Showing that a segment is the geometric mean of two segments in a parallelogram by using Intercept theorem

Question

We have a parallelogram $ABCD$ and a line $a$ such that $A\in a$ and $a$ intersects the lines $BD,BC$ and $DC$ in $E,F$ and $K$, respectively. I should show that $AE$ is the geometric mean of $EF$ and $EK$.

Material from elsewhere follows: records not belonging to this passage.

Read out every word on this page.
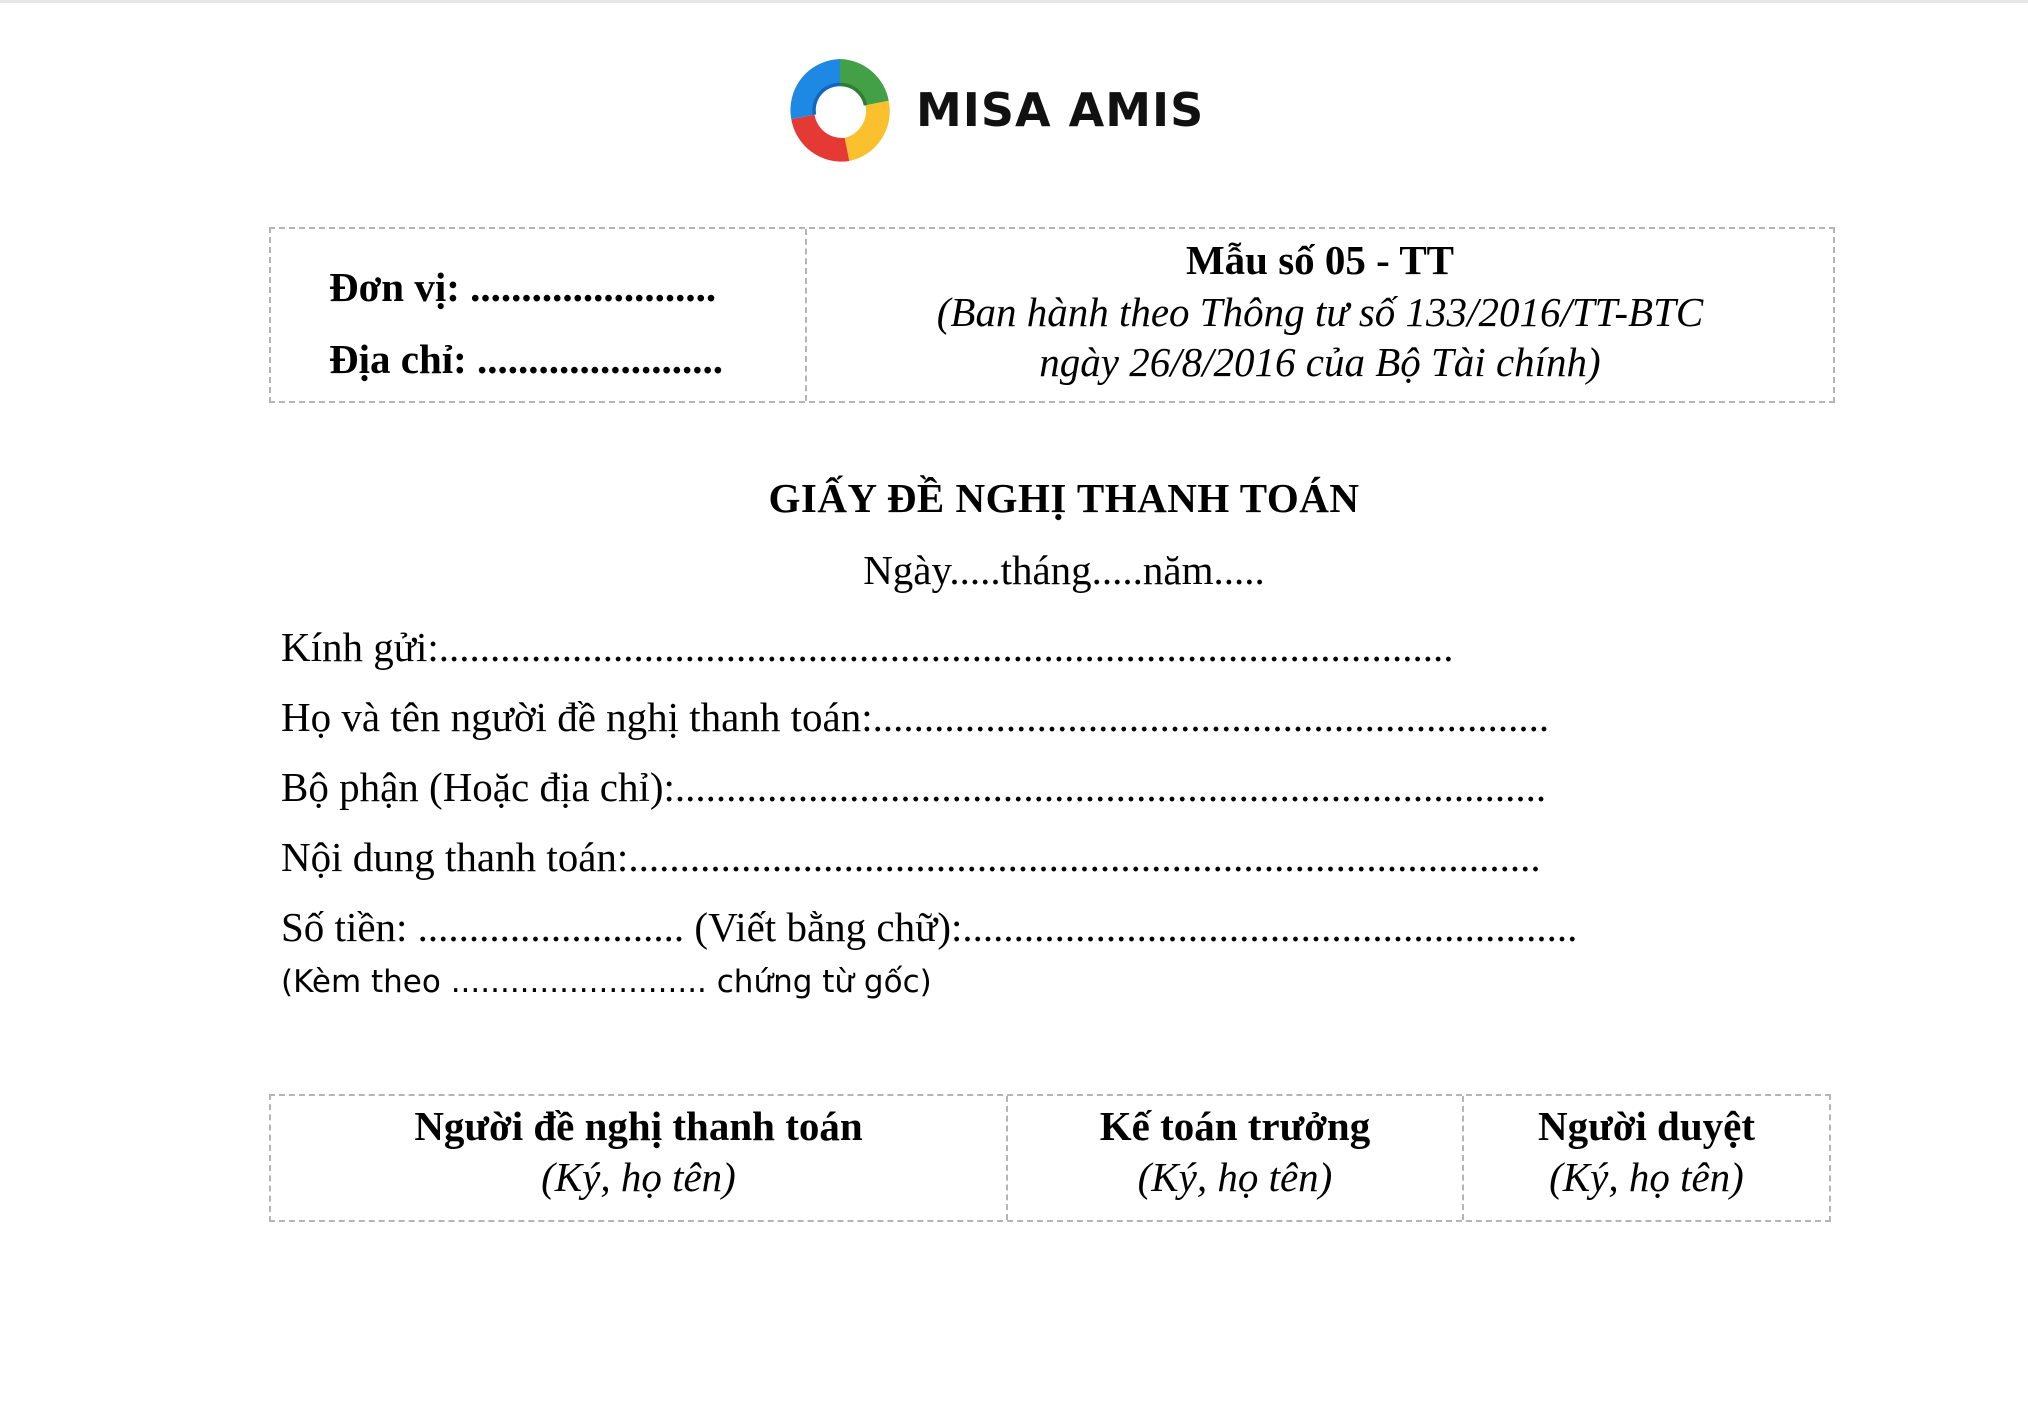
MISA AMIS
Đơn vị: ........................
Địa chỉ: ........................
Mẫu số 05 - TT
(Ban hành theo Thông tư số 133/2016/TT-BTC
ngày 26/8/2016 của Bộ Tài chính)
GIẤY ĐỀ NGHỊ THANH TOÁN
Ngày.....tháng.....năm.....
Kính gửi:...................................................................................................
Họ và tên người đề nghị thanh toán:..................................................................
Bộ phận (Hoặc địa chỉ):.....................................................................................
Nội dung thanh toán:.........................................................................................
Số tiền: .......................... (Viết bằng chữ):............................................................
(Kèm theo .......................... chứng từ gốc)
Người đề nghị thanh toán
(Ký, họ tên)
Kế toán trưởng
(Ký, họ tên)
Người duyệt
(Ký, họ tên)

I should show $\dfrac{EF}{AE}=\dfrac{AE}{EK}$. We can look at $\angle AED$ and $AD\parallel BC$. Intercept theorem tells us that $\dfrac{EF}{EA}=\dfrac{EB}{ED}=\dfrac{BF}{AD}=\dfrac{BF}{BC}$. How can I continue from here?

Answer 1

To conclude your path:

1. Intercept Theorem on $AD\parallel BC$ with intercept lines $AK$ and $DB$, gives you, as you found out,$$\frac{\overline{EF}}{\overline{AE}}=\frac{\overline{EB}}{\overline{ED}}.\tag{1}\label{1}$$
2. Intercept Theorem on $AB\parallel DK$ with intercept lines, again, $AK$ and $DB$, gives you $$\frac{\overline{EB}}{\overline{ED}}=\frac{\overline{AE}}{\overline{EK}}.\tag{2}\label{2}$$

The thesis comes from equating \eqref{1} and \eqref{2}.